If you think about the inner politics of a drug company, this is a totally rigged system. However, there are few insights that can be gleaned from scenarios like this:

  1. drug companies should have a way to be more confident about a candidate or lead before proceeding with experiments and human trials

    • On this front, uprooting the pharmaceutical R&D process makes sense. Leveraging AI/analytics is one solution that is worth betting on at this point, and there are already companies going after this (Schroedinger, Compugen, Recursion Pharma,…)
  2. drugs that don’t work for one indication can be re-purposed for another

    • All sorts of drugs can be repurposed. One of the best examples is in antibiotics, a drug class that has seen almost no innovation in recent years. However, existing antibiotics can be mixed and matched with each other into cocktails, addressing potential antibiotic resistance issues.
    • In the commercial landscape, companies like Roivant specialize in things like this. Finding new indications for distressed assets can add multiples to a parent company’s bottom line especially if the distressed asset is panic sold for cheap. This is a contrarian move, but an important thing to consider is that even if a drug at a big pharma company fails, there ALWAYS is that one person that strongly believes in it and is willing to give it another shot to push it to the finish line, even if it’s for another indication.
  3. how do you prevent these scientists from rigging the system to “preserve their job security” (among other things)?

If you look at a market map of tech and AI in the healthcare space, you’d notice that most of the companies are working on the payer and provider side. Perhaps it’s because the time to ROI is quicker considering average reimbursement cycles. Perhaps it’s sexier for entrepreneurs to tell people “we’re helping millions of Americans lose weight and fend off diabetes with our mobile app!”.

How to uproot the pharmaceutical R&D process with disruptive technology

It’s no secret that tech and/or AI can really uproot the process for the better. Bessemer Venture Partners recently wrote a thought-provoking piece on this.

In my mind, the best way to think about this is to think about a (generic) value chain:

  1. candidate discovery
  2. lead generation
  3. lead prioritization
  4. animal studies
  5. human studies
  6. regulatory (FDA, etc)
  7. marketing, selling, distribution, profit-reaping

A startup going after any of these portions of the value chain can be successful. My prediction is that when considering exit-potential, there will be competitive large player acquisitions for target lead development.
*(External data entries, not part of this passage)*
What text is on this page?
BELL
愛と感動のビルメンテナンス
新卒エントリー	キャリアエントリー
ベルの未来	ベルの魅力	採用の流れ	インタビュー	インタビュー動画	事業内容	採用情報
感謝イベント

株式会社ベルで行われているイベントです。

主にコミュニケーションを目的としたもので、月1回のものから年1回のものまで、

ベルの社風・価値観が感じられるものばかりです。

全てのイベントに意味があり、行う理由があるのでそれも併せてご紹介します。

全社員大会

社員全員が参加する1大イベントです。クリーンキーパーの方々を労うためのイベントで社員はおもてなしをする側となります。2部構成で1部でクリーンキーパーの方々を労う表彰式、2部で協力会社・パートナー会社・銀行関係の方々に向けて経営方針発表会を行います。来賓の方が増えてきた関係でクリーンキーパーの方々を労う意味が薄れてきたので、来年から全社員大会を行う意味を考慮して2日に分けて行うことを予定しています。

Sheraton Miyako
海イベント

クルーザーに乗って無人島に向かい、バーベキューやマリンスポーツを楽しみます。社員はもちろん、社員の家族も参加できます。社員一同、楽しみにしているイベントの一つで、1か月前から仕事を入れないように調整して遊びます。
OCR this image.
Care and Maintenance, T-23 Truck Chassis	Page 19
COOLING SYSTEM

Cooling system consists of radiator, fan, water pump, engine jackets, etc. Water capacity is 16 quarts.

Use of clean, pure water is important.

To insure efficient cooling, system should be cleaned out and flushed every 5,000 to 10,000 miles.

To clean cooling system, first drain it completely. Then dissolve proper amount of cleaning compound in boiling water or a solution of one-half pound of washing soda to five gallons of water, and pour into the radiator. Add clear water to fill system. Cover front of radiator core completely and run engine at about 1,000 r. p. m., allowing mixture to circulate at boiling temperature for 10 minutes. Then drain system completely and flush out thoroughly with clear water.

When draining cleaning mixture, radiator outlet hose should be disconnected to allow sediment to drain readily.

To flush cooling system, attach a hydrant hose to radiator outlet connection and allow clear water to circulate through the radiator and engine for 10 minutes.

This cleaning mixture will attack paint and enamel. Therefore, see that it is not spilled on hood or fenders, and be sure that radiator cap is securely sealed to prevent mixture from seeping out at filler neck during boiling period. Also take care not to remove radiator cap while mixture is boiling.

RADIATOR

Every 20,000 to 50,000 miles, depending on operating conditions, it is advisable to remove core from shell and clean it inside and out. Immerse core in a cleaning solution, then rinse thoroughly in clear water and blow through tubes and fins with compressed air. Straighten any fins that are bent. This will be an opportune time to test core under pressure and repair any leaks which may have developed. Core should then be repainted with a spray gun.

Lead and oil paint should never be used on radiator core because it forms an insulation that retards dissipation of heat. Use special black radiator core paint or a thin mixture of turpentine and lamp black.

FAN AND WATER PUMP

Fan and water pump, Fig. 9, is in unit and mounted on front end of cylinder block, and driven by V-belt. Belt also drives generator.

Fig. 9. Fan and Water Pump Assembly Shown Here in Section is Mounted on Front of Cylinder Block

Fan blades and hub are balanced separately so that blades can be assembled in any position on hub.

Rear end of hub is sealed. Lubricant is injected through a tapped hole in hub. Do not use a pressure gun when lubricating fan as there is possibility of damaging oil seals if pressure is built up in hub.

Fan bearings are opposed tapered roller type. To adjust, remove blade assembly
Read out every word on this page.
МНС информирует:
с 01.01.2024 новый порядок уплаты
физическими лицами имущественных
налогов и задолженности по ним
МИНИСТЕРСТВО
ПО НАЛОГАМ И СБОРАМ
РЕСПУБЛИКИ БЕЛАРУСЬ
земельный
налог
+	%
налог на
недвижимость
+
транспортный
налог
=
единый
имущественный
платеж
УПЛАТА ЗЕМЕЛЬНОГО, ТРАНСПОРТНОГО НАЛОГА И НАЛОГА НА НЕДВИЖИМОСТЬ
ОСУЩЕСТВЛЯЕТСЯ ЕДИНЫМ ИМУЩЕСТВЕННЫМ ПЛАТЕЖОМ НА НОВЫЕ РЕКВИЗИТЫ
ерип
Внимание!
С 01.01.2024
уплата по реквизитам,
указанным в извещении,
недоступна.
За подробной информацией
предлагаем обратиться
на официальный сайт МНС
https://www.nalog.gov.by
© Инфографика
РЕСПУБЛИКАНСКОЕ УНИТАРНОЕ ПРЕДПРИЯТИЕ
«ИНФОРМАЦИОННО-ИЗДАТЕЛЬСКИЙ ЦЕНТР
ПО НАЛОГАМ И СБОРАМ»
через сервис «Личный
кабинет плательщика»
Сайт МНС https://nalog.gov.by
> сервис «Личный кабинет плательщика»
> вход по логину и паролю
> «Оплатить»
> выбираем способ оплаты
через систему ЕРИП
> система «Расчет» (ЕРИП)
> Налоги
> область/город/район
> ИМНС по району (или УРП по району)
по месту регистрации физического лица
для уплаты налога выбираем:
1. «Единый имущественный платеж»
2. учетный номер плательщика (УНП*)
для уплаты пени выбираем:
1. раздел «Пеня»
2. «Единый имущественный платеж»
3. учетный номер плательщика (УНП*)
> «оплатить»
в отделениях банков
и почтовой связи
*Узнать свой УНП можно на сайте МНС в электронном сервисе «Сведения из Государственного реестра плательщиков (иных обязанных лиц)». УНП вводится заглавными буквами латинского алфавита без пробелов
Most early candidates still in pre-clinical testing, but leveraging AI to prioritize 50 candidates from a pool of 1000 yields tremendous value to a large pharmaceutical company. It saves them 95% of the resources required to prioritize candidates via experimentation - this is a huge bottom line impact. Given a set of 50 candidates, a large pharmaceutical company has the resources to take a candidate through the subsequent parts of the value chain and put a drug on the market.